使用人が持ってきた蒸しタオルを受け取り、シエルに渡すと、シエルは真っ先に性器に手をやった。
先ほどからのシエルの行動を見て、エルヴィドは一番考えたくもない予感が頭をよぎった。
ミリィはシエルを強姦した。
信じたくはないが、ここへ来た時のシエルの状況や行動を考えると、それが一番辻褄があう。
ここに来たのは、あの短刀を見る限りミリィのはずだ。
あれだけ強化を固めたのにも関わらず、ペリグレットへ援軍を送ることでごたついていた、その一瞬のうちに、ミリィは監視をかいくぐり、ここまで入って来たようだ。

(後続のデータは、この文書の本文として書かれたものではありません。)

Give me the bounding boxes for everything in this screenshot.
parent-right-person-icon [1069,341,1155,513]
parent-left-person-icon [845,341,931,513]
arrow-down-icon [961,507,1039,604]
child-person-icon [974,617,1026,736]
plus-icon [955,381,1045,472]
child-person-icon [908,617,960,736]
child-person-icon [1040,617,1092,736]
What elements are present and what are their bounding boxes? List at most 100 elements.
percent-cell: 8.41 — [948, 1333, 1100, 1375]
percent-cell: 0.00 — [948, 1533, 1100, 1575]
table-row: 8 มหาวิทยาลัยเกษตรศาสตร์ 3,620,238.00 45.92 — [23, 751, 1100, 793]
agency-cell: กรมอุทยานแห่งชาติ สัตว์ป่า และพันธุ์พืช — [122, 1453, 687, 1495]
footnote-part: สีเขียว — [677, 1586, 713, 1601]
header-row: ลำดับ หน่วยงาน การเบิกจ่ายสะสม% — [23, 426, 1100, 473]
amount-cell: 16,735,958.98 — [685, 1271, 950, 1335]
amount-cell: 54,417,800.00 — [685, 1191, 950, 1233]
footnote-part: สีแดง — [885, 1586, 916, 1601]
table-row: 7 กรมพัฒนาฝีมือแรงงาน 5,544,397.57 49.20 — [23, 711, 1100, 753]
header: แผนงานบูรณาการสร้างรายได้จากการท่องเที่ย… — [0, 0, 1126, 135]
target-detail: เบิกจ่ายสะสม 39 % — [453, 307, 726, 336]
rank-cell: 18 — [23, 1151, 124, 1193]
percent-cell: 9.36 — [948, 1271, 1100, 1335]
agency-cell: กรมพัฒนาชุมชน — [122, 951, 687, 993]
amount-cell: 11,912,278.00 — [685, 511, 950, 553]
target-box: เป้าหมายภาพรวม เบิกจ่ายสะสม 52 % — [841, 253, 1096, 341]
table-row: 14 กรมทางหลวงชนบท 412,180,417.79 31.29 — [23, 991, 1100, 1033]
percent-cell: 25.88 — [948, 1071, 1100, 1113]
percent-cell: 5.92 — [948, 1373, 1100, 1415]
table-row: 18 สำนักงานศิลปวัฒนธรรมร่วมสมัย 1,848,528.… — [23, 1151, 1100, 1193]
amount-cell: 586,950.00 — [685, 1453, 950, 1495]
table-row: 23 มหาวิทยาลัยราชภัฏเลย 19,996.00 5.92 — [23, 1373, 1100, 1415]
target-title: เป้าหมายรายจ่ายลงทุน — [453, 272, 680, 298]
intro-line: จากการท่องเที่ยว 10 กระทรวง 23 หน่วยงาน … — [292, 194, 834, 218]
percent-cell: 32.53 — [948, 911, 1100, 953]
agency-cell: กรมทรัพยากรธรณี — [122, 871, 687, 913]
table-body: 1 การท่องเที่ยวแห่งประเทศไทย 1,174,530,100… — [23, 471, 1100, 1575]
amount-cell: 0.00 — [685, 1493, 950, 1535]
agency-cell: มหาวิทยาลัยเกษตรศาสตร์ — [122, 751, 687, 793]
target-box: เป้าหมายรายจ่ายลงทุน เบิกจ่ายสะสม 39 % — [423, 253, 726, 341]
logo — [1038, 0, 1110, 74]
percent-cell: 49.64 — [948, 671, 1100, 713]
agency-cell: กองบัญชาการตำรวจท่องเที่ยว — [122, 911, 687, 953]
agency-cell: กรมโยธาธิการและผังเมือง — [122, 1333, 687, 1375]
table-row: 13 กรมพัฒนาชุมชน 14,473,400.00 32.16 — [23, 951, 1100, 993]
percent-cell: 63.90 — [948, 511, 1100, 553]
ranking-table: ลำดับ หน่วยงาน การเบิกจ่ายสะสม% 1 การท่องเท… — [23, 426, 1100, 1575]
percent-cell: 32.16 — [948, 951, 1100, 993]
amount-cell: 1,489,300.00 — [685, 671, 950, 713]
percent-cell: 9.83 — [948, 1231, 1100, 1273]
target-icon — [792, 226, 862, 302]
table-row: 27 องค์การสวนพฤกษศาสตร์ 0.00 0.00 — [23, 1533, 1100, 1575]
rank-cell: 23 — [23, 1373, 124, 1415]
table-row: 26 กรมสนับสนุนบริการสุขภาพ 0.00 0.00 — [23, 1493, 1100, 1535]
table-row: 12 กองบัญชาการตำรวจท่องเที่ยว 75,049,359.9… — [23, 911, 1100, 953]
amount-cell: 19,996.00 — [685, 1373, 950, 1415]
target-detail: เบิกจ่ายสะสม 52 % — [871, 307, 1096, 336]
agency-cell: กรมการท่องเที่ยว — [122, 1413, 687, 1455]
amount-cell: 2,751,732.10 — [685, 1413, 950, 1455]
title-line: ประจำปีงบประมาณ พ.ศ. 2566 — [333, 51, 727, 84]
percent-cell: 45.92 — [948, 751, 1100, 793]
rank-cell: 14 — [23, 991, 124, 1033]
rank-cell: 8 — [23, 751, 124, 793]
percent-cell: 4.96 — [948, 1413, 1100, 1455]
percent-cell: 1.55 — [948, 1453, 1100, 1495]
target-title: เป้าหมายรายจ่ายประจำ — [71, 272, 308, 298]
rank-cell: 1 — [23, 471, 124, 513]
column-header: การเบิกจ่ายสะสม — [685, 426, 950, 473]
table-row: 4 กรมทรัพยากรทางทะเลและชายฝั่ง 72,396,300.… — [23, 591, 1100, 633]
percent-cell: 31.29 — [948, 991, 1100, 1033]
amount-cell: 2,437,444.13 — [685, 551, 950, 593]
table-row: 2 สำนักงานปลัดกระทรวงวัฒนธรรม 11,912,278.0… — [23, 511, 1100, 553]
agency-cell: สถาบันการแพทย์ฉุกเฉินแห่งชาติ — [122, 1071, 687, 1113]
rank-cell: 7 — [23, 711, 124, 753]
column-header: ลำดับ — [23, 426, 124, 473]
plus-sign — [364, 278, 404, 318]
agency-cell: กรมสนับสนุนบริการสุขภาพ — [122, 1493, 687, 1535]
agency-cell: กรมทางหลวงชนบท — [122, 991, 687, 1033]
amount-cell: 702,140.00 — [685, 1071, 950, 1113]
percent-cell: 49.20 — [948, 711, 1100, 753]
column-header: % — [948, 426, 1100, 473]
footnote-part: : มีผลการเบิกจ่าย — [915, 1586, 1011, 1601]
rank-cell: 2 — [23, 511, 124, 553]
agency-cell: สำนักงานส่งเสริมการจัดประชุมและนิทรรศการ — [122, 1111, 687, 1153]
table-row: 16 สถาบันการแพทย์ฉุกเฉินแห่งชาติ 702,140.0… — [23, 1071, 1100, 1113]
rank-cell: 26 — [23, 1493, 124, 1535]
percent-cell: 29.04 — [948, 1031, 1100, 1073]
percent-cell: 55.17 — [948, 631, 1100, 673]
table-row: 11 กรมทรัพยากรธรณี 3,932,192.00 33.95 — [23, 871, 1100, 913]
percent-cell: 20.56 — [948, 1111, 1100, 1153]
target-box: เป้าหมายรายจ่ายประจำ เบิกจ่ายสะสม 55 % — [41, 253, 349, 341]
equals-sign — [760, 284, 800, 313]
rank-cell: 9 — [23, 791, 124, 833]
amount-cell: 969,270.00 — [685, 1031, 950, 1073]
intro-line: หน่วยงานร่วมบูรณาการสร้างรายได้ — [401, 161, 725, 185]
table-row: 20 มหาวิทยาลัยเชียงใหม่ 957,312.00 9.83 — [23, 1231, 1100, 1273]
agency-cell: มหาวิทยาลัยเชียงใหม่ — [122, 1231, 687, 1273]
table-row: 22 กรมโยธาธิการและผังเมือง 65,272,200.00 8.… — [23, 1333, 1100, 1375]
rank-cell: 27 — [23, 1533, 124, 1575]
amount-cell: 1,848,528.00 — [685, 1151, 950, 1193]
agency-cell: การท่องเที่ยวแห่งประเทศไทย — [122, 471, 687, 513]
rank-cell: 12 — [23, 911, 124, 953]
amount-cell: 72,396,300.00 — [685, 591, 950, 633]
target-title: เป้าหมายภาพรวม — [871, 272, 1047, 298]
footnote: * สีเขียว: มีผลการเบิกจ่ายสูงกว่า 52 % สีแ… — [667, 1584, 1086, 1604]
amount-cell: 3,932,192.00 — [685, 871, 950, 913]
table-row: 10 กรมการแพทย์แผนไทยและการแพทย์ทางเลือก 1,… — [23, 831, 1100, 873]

さすがと言うべきか、しかし、シエルをこんな傷物にされて、許されるわけがない。
しゃくりあげながら、蒸しタオルでまた性器を強く擦っているシエルを見て、エルヴィドはシエルの手の上に自分の手を重ねて、優しく性器を拭いてやった。
「怖かったね。痛かったね。
よく耐えたよ、シエル」
「ゔぅ〜〜…、うわぁーーーーーん」
珍しく大きな声で泣くシエルを見て、ちゃんと悲しみを表出できたことに、少し安心感を覚えた。
エルヴィドがしばらくシエルを抱きしめていると、シエルは疲れが溜まり、眠そうに目をとろんとさせていた。
けれど、腿が痛むのか、時々唇を噛んでいたため、横抱きにして医務室へ連れて行った。